I have always been one of the staunchest supporters of the Startup Visa Act.
But I now worry the legislation introduced by Senators John Kerry (D-Mass.) and Richard Lugar (R-Ind.) may well get approved—with overwhelming support from both parties. Our leaders will declare victory and claim that they have made the U.S. more competitive. But we won't see the expected startup activity or get the economic boost our economy desperately needs. That's because the bill is far too limited and our competitors are advancing more rapidly than even I had predicted. And the chances are this will be the only immigration bill that gets passed until the next elections—when it will be too late to fix the bigger problems.
My team's research at Duke, UC-Berkeley, NYU, and Harvard revealed that in the 1995-2005 period, immigrants founded the majority (52 percent) of Silicon Valley startups. When we analyzed U.S. global patent filings, we learned that in 2006, foreign nationals residing in the U.S. contributed to 25.6 percent of its global patents and that this proportion had increased 337 percent since 1998. When we investigated the cause of the dramatic increase in foreign-national filings, we found that more than one million immigrants were stuck in "immigration limbo"—they were waiting for permanent-resident visas, but the available immigration quota was exhausted.
In 2007 we published a paper titled "Intellectual Property, the Immigration Backlog, and a Reverse Brain-Drain," which predicted that these frustrated engineers, doctors, scientists, and researchers would start returning from the U.S. to their home countries. This problem even merited a mention in President Obama's State of the Union speech.
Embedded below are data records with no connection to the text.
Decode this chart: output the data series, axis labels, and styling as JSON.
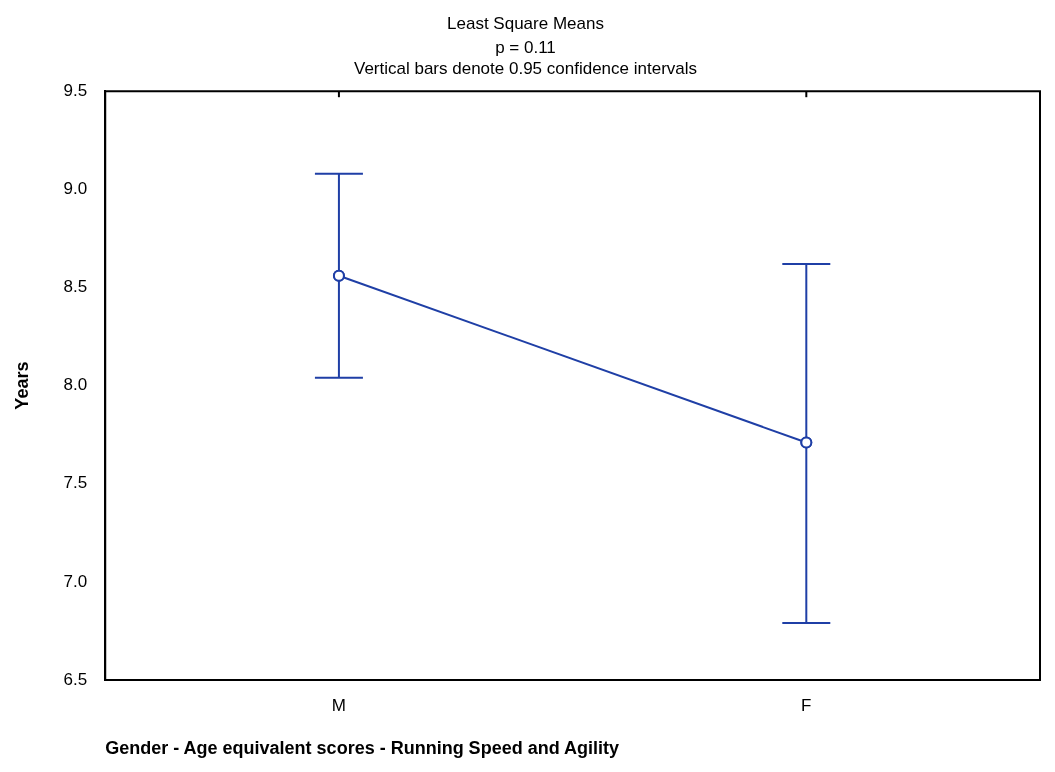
{
  "chart_data": {
    "type": "line",
    "title": "Least Square Means",
    "subtitle": "p = 0.11",
    "annotations": [
      "Vertical bars denote 0.95 confidence intervals"
    ],
    "xlabel": "Gender - Age equivalent scores - Running Speed and Agility",
    "ylabel": "Years",
    "categories": [
      "M",
      "F"
    ],
    "series": [
      {
        "color": "#1f3fa6",
        "values": [
          8.56,
          7.71
        ],
        "errors": [
          [
            8.04,
            9.08
          ],
          [
            6.79,
            8.62
          ]
        ]
      }
    ],
    "ylim": [
      6.5,
      9.5
    ],
    "yticks": [
      {
        "value": 6.5,
        "label": "6.5"
      },
      {
        "value": 7,
        "label": "7.0"
      },
      {
        "value": 7.5,
        "label": "7.5"
      },
      {
        "value": 8,
        "label": "8.0"
      },
      {
        "value": 8.5,
        "label": "8.5"
      },
      {
        "value": 9,
        "label": "9.0"
      },
      {
        "value": 9.5,
        "label": "9.5"
      }
    ],
    "grid": false,
    "legend": false,
    "marker": "circle",
    "line_style": "solid"
  }
}
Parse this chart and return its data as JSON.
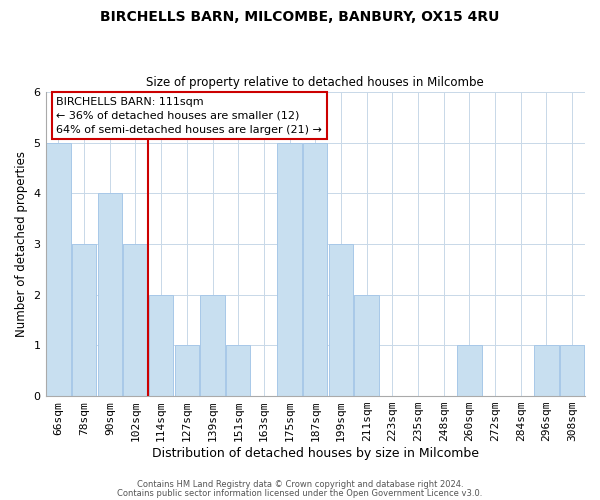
{
  "title": "BIRCHELLS BARN, MILCOMBE, BANBURY, OX15 4RU",
  "subtitle": "Size of property relative to detached houses in Milcombe",
  "xlabel": "Distribution of detached houses by size in Milcombe",
  "ylabel": "Number of detached properties",
  "bin_labels": [
    "66sqm",
    "78sqm",
    "90sqm",
    "102sqm",
    "114sqm",
    "127sqm",
    "139sqm",
    "151sqm",
    "163sqm",
    "175sqm",
    "187sqm",
    "199sqm",
    "211sqm",
    "223sqm",
    "235sqm",
    "248sqm",
    "260sqm",
    "272sqm",
    "284sqm",
    "296sqm",
    "308sqm"
  ],
  "bar_heights": [
    5,
    3,
    4,
    3,
    2,
    1,
    2,
    1,
    0,
    5,
    5,
    3,
    2,
    0,
    0,
    0,
    1,
    0,
    0,
    1,
    1
  ],
  "bar_color": "#c8dff0",
  "bar_edge_color": "#a8c8e8",
  "property_line_col": 4,
  "property_line_color": "#cc0000",
  "annotation_text": "BIRCHELLS BARN: 111sqm\n← 36% of detached houses are smaller (12)\n64% of semi-detached houses are larger (21) →",
  "annotation_box_color": "#ffffff",
  "annotation_box_edge": "#cc0000",
  "ylim": [
    0,
    6
  ],
  "footer_line1": "Contains HM Land Registry data © Crown copyright and database right 2024.",
  "footer_line2": "Contains public sector information licensed under the Open Government Licence v3.0.",
  "background_color": "#ffffff",
  "grid_color": "#c8d8e8"
}
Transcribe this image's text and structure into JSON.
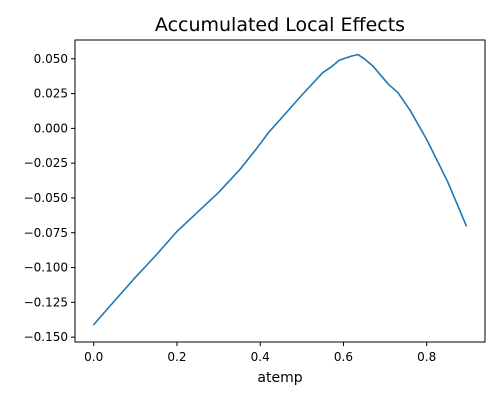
{
  "chart_data": {
    "type": "line",
    "title": "Accumulated Local Effects",
    "xlabel": "atemp",
    "ylabel": "",
    "xlim": [
      -0.045,
      0.94
    ],
    "ylim": [
      -0.1535,
      0.0635
    ],
    "x_ticks": [
      0.0,
      0.2,
      0.4,
      0.6,
      0.8
    ],
    "x_tick_labels": [
      "0.0",
      "0.2",
      "0.4",
      "0.6",
      "0.8"
    ],
    "y_ticks": [
      -0.15,
      -0.125,
      -0.1,
      -0.075,
      -0.05,
      -0.025,
      0.0,
      0.025,
      0.05
    ],
    "y_tick_labels": [
      "−0.150",
      "−0.125",
      "−0.100",
      "−0.075",
      "−0.050",
      "−0.025",
      "0.000",
      "0.025",
      "0.050"
    ],
    "grid": false,
    "legend": false,
    "series": [
      {
        "color": "#1f77b4",
        "x": [
          0.0,
          0.05,
          0.1,
          0.15,
          0.2,
          0.25,
          0.3,
          0.35,
          0.39,
          0.42,
          0.45,
          0.5,
          0.55,
          0.57,
          0.59,
          0.61,
          0.62,
          0.635,
          0.65,
          0.67,
          0.69,
          0.71,
          0.73,
          0.76,
          0.8,
          0.85,
          0.895
        ],
        "y": [
          -0.141,
          -0.124,
          -0.107,
          -0.091,
          -0.074,
          -0.06,
          -0.046,
          -0.03,
          -0.015,
          -0.003,
          0.007,
          0.024,
          0.04,
          0.044,
          0.049,
          0.051,
          0.052,
          0.053,
          0.05,
          0.045,
          0.038,
          0.031,
          0.026,
          0.013,
          -0.008,
          -0.038,
          -0.07
        ]
      }
    ]
  }
}
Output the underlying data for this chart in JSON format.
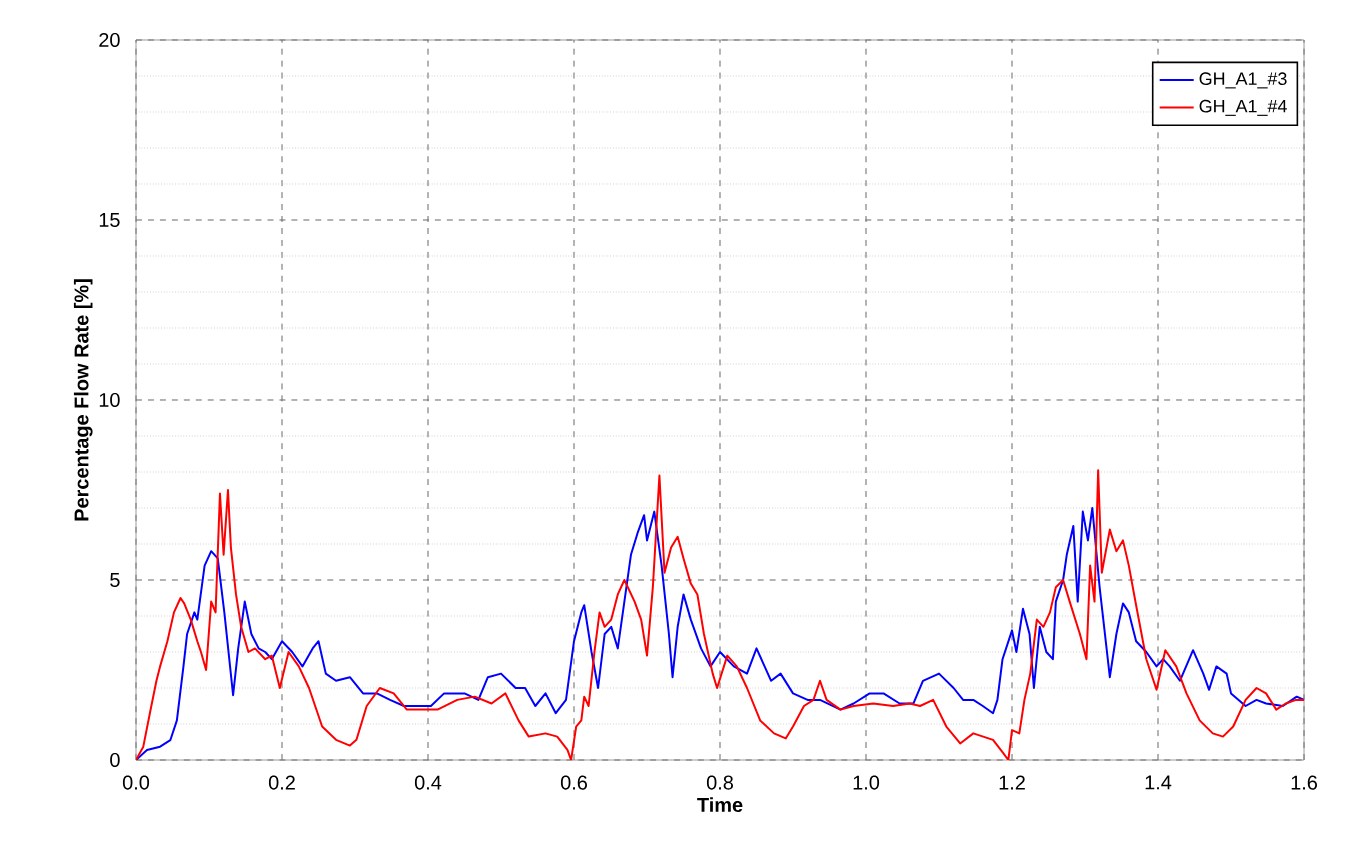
{
  "chart_data": {
    "type": "line",
    "xlabel": "Time",
    "ylabel": "Percentage Flow Rate [%]",
    "xlim": [
      0,
      1.6
    ],
    "ylim": [
      0,
      20
    ],
    "xticks": [
      {
        "value": 0,
        "label": "0.0"
      },
      {
        "value": 0.2,
        "label": "0.2"
      },
      {
        "value": 0.4,
        "label": "0.4"
      },
      {
        "value": 0.6,
        "label": "0.6"
      },
      {
        "value": 0.8,
        "label": "0.8"
      },
      {
        "value": 1.0,
        "label": "1.0"
      },
      {
        "value": 1.2,
        "label": "1.2"
      },
      {
        "value": 1.4,
        "label": "1.4"
      },
      {
        "value": 1.6,
        "label": "1.6"
      }
    ],
    "yticks": [
      0,
      5,
      10,
      15,
      20
    ],
    "grid": true,
    "legend": "top right",
    "marker": "none",
    "line_style": "solid",
    "series": [
      {
        "name": "GH_A1_#3",
        "color": "#0000ff",
        "x": [
          0,
          0.015,
          0.033,
          0.047,
          0.056,
          0.065,
          0.07,
          0.08,
          0.084,
          0.094,
          0.103,
          0.112,
          0.121,
          0.133,
          0.14,
          0.149,
          0.158,
          0.168,
          0.177,
          0.186,
          0.2,
          0.214,
          0.228,
          0.242,
          0.25,
          0.26,
          0.274,
          0.293,
          0.311,
          0.33,
          0.348,
          0.367,
          0.385,
          0.404,
          0.422,
          0.45,
          0.469,
          0.482,
          0.5,
          0.52,
          0.533,
          0.547,
          0.561,
          0.575,
          0.589,
          0.6,
          0.61,
          0.614,
          0.624,
          0.633,
          0.642,
          0.651,
          0.66,
          0.669,
          0.678,
          0.687,
          0.696,
          0.7,
          0.71,
          0.72,
          0.73,
          0.735,
          0.742,
          0.75,
          0.76,
          0.774,
          0.787,
          0.8,
          0.819,
          0.837,
          0.85,
          0.87,
          0.883,
          0.9,
          0.92,
          0.937,
          0.965,
          0.983,
          1.005,
          1.024,
          1.046,
          1.065,
          1.078,
          1.1,
          1.12,
          1.133,
          1.147,
          1.16,
          1.174,
          1.18,
          1.187,
          1.2,
          1.206,
          1.215,
          1.224,
          1.23,
          1.238,
          1.247,
          1.256,
          1.26,
          1.27,
          1.275,
          1.284,
          1.29,
          1.297,
          1.304,
          1.31,
          1.32,
          1.334,
          1.343,
          1.352,
          1.36,
          1.37,
          1.384,
          1.398,
          1.407,
          1.416,
          1.43,
          1.448,
          1.462,
          1.47,
          1.48,
          1.494,
          1.5,
          1.52,
          1.535,
          1.548,
          1.571,
          1.59,
          1.6
        ],
        "values": [
          0,
          0.28,
          0.37,
          0.55,
          1.1,
          2.6,
          3.5,
          4.1,
          3.9,
          5.4,
          5.8,
          5.6,
          4.1,
          1.8,
          3.1,
          4.4,
          3.5,
          3.1,
          3.0,
          2.8,
          3.3,
          3.0,
          2.6,
          3.1,
          3.3,
          2.4,
          2.2,
          2.3,
          1.85,
          1.85,
          1.67,
          1.5,
          1.5,
          1.5,
          1.85,
          1.85,
          1.67,
          2.3,
          2.4,
          2.0,
          2.0,
          1.5,
          1.85,
          1.3,
          1.67,
          3.3,
          4.1,
          4.3,
          3.0,
          2.0,
          3.5,
          3.7,
          3.1,
          4.4,
          5.7,
          6.3,
          6.8,
          6.1,
          6.9,
          5.4,
          3.5,
          2.3,
          3.7,
          4.6,
          3.9,
          3.1,
          2.6,
          3.0,
          2.6,
          2.4,
          3.1,
          2.2,
          2.4,
          1.85,
          1.67,
          1.67,
          1.4,
          1.57,
          1.85,
          1.85,
          1.57,
          1.57,
          2.2,
          2.4,
          2.0,
          1.67,
          1.67,
          1.5,
          1.3,
          1.67,
          2.8,
          3.6,
          3.0,
          4.2,
          3.5,
          2.0,
          3.7,
          3.0,
          2.8,
          4.4,
          5.0,
          5.7,
          6.5,
          4.4,
          6.9,
          6.1,
          7.0,
          4.8,
          2.3,
          3.5,
          4.35,
          4.1,
          3.3,
          3.0,
          2.6,
          2.8,
          2.6,
          2.2,
          3.05,
          2.4,
          1.95,
          2.6,
          2.4,
          1.85,
          1.5,
          1.67,
          1.57,
          1.5,
          1.76,
          1.67
        ]
      },
      {
        "name": "GH_A1_#4",
        "color": "#ff0000",
        "x": [
          0,
          0.01,
          0.019,
          0.028,
          0.033,
          0.043,
          0.052,
          0.061,
          0.066,
          0.075,
          0.084,
          0.089,
          0.096,
          0.103,
          0.109,
          0.115,
          0.12,
          0.126,
          0.13,
          0.137,
          0.144,
          0.154,
          0.163,
          0.177,
          0.186,
          0.197,
          0.209,
          0.223,
          0.237,
          0.255,
          0.274,
          0.293,
          0.302,
          0.316,
          0.334,
          0.353,
          0.371,
          0.39,
          0.413,
          0.44,
          0.464,
          0.487,
          0.506,
          0.524,
          0.538,
          0.561,
          0.577,
          0.591,
          0.596,
          0.603,
          0.61,
          0.614,
          0.62,
          0.628,
          0.635,
          0.642,
          0.651,
          0.66,
          0.669,
          0.683,
          0.692,
          0.7,
          0.708,
          0.717,
          0.724,
          0.733,
          0.742,
          0.75,
          0.76,
          0.769,
          0.778,
          0.79,
          0.796,
          0.81,
          0.823,
          0.837,
          0.855,
          0.874,
          0.89,
          0.9,
          0.915,
          0.928,
          0.937,
          0.946,
          0.965,
          0.983,
          1.01,
          1.037,
          1.06,
          1.074,
          1.092,
          1.11,
          1.129,
          1.147,
          1.174,
          1.188,
          1.195,
          1.2,
          1.21,
          1.217,
          1.225,
          1.234,
          1.243,
          1.252,
          1.26,
          1.27,
          1.279,
          1.293,
          1.302,
          1.307,
          1.313,
          1.318,
          1.323,
          1.334,
          1.343,
          1.352,
          1.36,
          1.37,
          1.384,
          1.398,
          1.41,
          1.425,
          1.439,
          1.457,
          1.475,
          1.489,
          1.503,
          1.52,
          1.535,
          1.548,
          1.562,
          1.575,
          1.589,
          1.6
        ],
        "values": [
          0,
          0.37,
          1.3,
          2.2,
          2.6,
          3.3,
          4.1,
          4.5,
          4.35,
          3.9,
          3.3,
          3.0,
          2.5,
          4.4,
          4.1,
          7.4,
          5.7,
          7.5,
          5.9,
          4.6,
          3.7,
          3.0,
          3.1,
          2.8,
          2.9,
          2.0,
          3.0,
          2.6,
          2.0,
          0.93,
          0.56,
          0.4,
          0.56,
          1.5,
          2.0,
          1.85,
          1.4,
          1.4,
          1.4,
          1.67,
          1.76,
          1.57,
          1.85,
          1.1,
          0.65,
          0.74,
          0.65,
          0.28,
          0.0,
          0.93,
          1.1,
          1.76,
          1.5,
          3.0,
          4.1,
          3.7,
          3.9,
          4.6,
          5.0,
          4.4,
          3.9,
          2.9,
          4.8,
          7.9,
          5.2,
          5.9,
          6.2,
          5.6,
          4.9,
          4.6,
          3.5,
          2.4,
          2.0,
          2.9,
          2.6,
          2.0,
          1.1,
          0.74,
          0.6,
          0.93,
          1.5,
          1.67,
          2.2,
          1.67,
          1.4,
          1.5,
          1.57,
          1.5,
          1.57,
          1.5,
          1.67,
          0.93,
          0.46,
          0.74,
          0.56,
          0.19,
          0,
          0.83,
          0.74,
          1.67,
          2.4,
          3.9,
          3.7,
          4.1,
          4.8,
          5.0,
          4.4,
          3.5,
          2.8,
          5.4,
          4.4,
          8.05,
          5.2,
          6.4,
          5.8,
          6.1,
          5.4,
          4.3,
          2.8,
          1.95,
          3.05,
          2.6,
          1.85,
          1.1,
          0.74,
          0.65,
          0.93,
          1.67,
          2.0,
          1.85,
          1.4,
          1.57,
          1.67,
          1.67
        ]
      }
    ]
  }
}
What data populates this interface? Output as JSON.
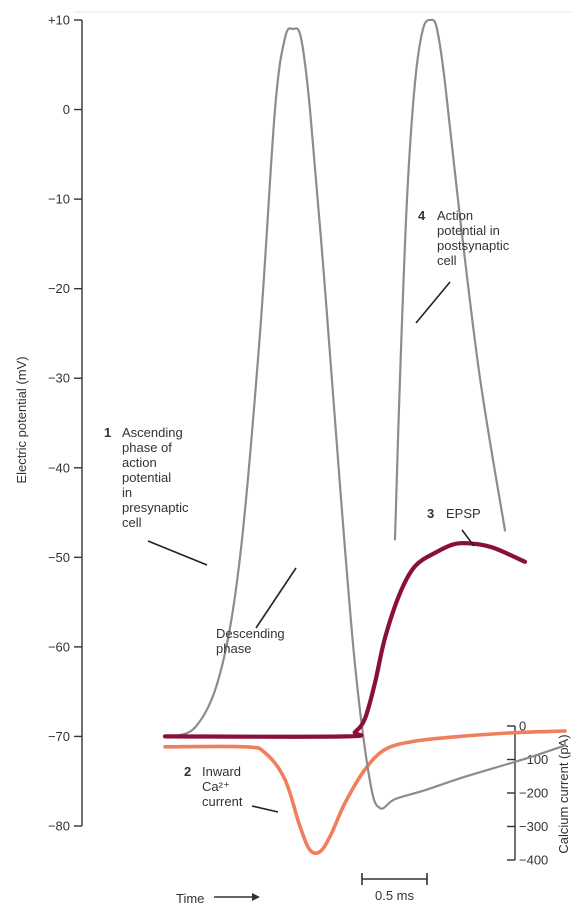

The outflow of skilled talent is far greater than we had expected. No hard data are available, but anecdotal evidence is overwhelming. Tens of thousands of highly educated and skilled workers are returning home every year. You find these returnees in senior positions at leading companies in India and China and at the helm of a significant proportion of their tech startups. The returnees are teaching locals how to build world-class companies and how to innovate. India's engineering-services industry—which develops sophisticated products for Western firms in aerospace, automobiles, telecommunications, semiconductors, consumer electronics, and medical devices—is now a $10 billion business; it grew threefold in just four years. In China, returnees lead the top research labs and are beginning to make scientific breakthroughs. In both countries, entrepreneurship is booming, thanks to this unintended gift from the U.S.
The Startup Visa Act grants a temporary work visa to any foreign-born entrepreneur who is able to obtain an investment of least $250,000 from a U.S. angel or venture capitalist. To gain permanent residence, the entrepreneur must create five new U.S. jobs within two years, raise more than $1 million in venture capital, or generate sales of more than $1 million.